Ona była w niego wpatrzona jak w Boga, złego słowa nie można było powiedzieć - relacjonują znajomi młodej kobiety.
Wraz z rozwojem śledztwa odkryto, że na terenie posesji przez wiele lat cierpiały również inne istoty.
Zwierzęta cierpiały od dawna
Wiele wskazuje na to, że ofiarami brutalnego traktowania mieszkańców jednego z domów leżącego we wsi Czerniki w gminie Stara Kiszewa, były nie tylko noworodki .

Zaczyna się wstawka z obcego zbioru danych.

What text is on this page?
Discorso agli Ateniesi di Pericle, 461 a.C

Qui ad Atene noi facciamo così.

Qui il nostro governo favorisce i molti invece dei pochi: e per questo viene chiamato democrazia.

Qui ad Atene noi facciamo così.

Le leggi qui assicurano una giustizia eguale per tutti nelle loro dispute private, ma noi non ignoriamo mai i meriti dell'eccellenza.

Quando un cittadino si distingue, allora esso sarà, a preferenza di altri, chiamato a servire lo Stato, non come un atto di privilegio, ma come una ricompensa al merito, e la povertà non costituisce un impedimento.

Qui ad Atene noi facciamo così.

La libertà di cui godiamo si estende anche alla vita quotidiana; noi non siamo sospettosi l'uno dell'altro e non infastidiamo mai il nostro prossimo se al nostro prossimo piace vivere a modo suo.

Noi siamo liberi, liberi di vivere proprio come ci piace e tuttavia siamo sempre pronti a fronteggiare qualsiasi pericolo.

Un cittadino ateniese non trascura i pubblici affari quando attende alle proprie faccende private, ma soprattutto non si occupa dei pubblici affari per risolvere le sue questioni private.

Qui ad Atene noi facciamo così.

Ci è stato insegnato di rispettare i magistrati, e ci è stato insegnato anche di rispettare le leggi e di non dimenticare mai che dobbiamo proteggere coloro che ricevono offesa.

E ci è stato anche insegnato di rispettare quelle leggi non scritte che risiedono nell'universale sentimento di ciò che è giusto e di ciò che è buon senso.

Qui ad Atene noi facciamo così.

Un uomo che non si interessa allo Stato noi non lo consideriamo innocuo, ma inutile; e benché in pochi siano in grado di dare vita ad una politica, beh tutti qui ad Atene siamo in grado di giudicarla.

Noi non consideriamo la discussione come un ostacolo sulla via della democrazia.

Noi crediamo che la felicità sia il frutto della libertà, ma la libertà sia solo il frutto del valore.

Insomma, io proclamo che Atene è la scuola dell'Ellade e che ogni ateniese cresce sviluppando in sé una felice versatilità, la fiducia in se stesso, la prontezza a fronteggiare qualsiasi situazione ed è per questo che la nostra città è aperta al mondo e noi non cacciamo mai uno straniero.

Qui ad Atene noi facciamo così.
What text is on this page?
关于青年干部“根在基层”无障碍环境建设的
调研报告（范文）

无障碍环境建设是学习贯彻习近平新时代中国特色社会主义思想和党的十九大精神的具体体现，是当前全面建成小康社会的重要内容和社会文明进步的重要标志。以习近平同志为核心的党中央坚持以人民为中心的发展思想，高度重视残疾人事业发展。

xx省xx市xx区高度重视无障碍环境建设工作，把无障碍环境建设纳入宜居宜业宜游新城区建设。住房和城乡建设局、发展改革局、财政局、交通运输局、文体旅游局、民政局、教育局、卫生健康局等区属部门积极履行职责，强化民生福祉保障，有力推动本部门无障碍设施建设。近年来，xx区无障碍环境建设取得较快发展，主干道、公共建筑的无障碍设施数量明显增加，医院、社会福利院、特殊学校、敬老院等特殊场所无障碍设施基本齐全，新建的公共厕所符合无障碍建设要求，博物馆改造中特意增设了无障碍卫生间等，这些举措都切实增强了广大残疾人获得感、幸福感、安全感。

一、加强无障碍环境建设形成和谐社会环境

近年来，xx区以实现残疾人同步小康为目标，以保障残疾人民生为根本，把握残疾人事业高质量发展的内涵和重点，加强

Aktywiści z Fundacji “Animalsi” współpracujący ze Schroniskiem dla Zwierząt w Kościerzynie w wyniku przeprowadzonej interwencji zabezpieczyli psa w typie bernardyna, psią seniorkę Różę oraz dwa koty. Zwierzęta dotychczas były pod opieką pary podejrzanej o zabójstwa noworodków.
W najgorszym stanie okazał się samiec w typie bernardyna. Pomimo tego, że jest bardzo dużym czworonogiem , waży zaledwie 28 kilogramów, podczas gdy dla psów tej rasy normą jest masa ciała przekraczająca 50 kilogramów.
Trwa walka o zdrowie zabiedzonego psa w typie bernardyna
Pies w typie bernardyna jest nie tylko niedożywiony, ale również chory. Z całą pewnością, dolegliwości, z którymi się boryka, powinny być leczone od dawna. Niestety, zamiast leczenia weterynaryjnego, Bethowen dotychczas zaznał jedynie życia na łańcuchu .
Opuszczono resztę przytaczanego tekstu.